Methods: Fourteen PbTe crystals were grown from starting melts with various single and multiple
dopants by un-seeded vertical directional solidification. A disc-shaped sample was sliced from each
crystal and various characterizations, including thermal diffusivity, density measurements, electrical
conductivity, Seebeck coefficient and Hall measurement, were performed on the same discs to study
the effects of impurity incorporation on the resultant thermoelectric properties.
Results: The results show that the introduction of impurities reduces the thermal conductivity. The
singly doped Sb-doped PbTe and high Sb-content PbAgSbTe crystals have higher thermal
conductivities than the Bi- and In-doped PbAgSbTe crystals, and the multiple doping PbAgSbTe
crystals have the lowest thermal conductivity.

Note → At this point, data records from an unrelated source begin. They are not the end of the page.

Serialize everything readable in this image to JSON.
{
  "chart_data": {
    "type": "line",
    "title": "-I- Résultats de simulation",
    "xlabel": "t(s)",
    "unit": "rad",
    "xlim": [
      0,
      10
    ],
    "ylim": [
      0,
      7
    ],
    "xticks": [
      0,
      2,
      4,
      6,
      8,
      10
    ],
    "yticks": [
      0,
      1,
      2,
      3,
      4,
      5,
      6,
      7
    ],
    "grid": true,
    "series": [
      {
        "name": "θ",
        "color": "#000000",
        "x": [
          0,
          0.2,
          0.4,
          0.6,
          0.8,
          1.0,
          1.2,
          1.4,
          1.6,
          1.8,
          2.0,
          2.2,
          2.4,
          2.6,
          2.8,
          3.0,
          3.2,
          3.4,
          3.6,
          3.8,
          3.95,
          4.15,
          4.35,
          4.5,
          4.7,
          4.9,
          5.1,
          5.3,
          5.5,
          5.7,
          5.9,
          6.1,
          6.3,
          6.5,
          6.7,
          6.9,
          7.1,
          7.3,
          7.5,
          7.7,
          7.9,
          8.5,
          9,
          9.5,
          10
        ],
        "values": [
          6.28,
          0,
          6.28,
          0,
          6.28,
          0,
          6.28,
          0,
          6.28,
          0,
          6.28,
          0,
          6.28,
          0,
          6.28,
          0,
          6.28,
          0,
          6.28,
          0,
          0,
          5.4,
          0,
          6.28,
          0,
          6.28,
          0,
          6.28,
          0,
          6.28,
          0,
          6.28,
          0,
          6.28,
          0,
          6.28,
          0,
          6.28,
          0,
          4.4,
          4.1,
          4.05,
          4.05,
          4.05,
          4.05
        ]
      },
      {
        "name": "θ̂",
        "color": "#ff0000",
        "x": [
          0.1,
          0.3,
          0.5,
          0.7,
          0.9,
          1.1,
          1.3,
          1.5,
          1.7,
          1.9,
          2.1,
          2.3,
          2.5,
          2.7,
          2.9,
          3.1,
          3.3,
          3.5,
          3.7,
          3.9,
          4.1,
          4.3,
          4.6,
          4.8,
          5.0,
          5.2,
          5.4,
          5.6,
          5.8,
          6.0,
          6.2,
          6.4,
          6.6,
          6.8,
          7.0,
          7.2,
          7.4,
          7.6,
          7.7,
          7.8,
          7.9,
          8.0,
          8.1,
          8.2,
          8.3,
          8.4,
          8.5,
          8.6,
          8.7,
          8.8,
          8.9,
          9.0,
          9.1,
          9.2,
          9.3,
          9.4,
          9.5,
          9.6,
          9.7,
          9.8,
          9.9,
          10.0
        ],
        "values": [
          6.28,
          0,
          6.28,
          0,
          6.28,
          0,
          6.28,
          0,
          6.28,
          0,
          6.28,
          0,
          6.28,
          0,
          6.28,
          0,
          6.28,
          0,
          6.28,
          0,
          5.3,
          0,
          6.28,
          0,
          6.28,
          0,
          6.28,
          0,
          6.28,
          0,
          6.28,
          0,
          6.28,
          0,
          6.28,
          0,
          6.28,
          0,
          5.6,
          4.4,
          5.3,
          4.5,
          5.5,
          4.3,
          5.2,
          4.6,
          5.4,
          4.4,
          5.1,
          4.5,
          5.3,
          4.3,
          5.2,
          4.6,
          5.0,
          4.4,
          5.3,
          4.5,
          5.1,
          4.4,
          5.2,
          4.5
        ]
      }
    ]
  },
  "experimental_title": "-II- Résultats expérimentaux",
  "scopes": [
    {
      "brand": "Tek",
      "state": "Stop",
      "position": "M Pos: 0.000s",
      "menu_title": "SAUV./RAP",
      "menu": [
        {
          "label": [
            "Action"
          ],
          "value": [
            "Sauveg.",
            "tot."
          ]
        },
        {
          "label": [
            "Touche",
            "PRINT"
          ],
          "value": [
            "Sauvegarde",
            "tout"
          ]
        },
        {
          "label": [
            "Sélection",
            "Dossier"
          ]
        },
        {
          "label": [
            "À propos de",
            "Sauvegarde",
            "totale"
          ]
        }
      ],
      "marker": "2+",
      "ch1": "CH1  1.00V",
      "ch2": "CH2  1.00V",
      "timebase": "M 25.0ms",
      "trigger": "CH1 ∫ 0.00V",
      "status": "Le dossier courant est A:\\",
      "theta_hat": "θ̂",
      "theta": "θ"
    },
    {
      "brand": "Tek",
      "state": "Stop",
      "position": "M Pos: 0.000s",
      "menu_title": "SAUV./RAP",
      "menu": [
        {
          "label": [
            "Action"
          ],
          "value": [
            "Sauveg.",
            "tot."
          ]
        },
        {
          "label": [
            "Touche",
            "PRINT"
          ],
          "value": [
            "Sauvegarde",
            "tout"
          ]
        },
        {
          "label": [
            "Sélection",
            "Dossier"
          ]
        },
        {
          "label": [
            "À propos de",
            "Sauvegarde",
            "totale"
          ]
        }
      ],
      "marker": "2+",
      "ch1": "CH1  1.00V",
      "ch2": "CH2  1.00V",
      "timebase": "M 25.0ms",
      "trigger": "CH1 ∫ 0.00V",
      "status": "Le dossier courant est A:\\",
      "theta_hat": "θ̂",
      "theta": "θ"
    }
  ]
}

The measured Figure of Merits for thermoelectric
applications, zT, shows that most of the samples have maxima between 1.05 and 1.1 in the 350 to
450°C temperature range, except the Cl-doped PbTe having the highest zT of 1.33 at 420°C and the
multiple doping sample having the lowest zT of 0.6 at 450°C.

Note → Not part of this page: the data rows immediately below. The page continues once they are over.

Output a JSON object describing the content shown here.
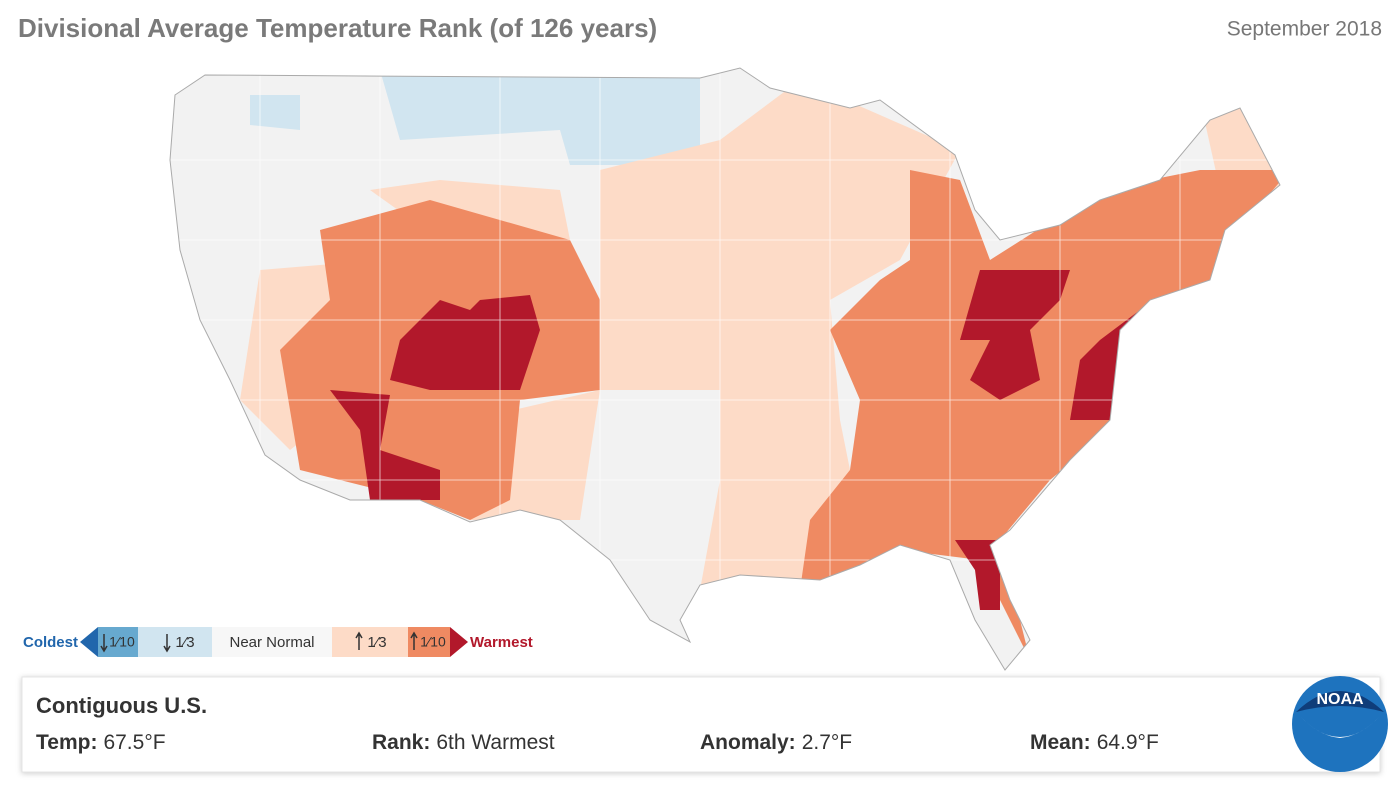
{
  "header": {
    "title": "Divisional Average Temperature Rank (of 126 years)",
    "date": "September 2018"
  },
  "legend": {
    "coldest": "Coldest",
    "items": [
      "1⁄10",
      "1⁄3",
      "Near Normal",
      "1⁄3",
      "1⁄10"
    ],
    "warmest": "Warmest"
  },
  "summary": {
    "region": "Contiguous U.S.",
    "fields": [
      {
        "label": "Temp:",
        "value": "67.5°F"
      },
      {
        "label": "Rank:",
        "value": "6th Warmest"
      },
      {
        "label": "Anomaly:",
        "value": "2.7°F"
      },
      {
        "label": "Mean:",
        "value": "64.9°F"
      }
    ]
  },
  "logo": "NOAA"
}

Conclusion: Although the introduction of impurities reduces the measured thermal conductivity, it
also reduces the electric carrier conduction by slowing its mobility. From examining the Lorenz
number, L, the ratio of thermal conductivity to the product of electrical conductivity and temperature,
it was shown that the incorporation of multiple impurities has an adversary effect on the Figure of
Merit due to the larger reduction in electrical conductivity than in thermal conductivity. Comparing
with the theoretical calculations on electrical and thermal conductivity, to minimize Lorenz number it
is suggested that (1) the dopant concentration, i.e., the dopant spacing, needs to be optimized to be
comparable to the mean free path of phonons and (2) the concentration of extrinsic hole, i.e., the
acceptor originated either from impurity or from native defect (such as Pb vacancy or interstitial Te)
needs to be minimized to enhance electrical conductivity.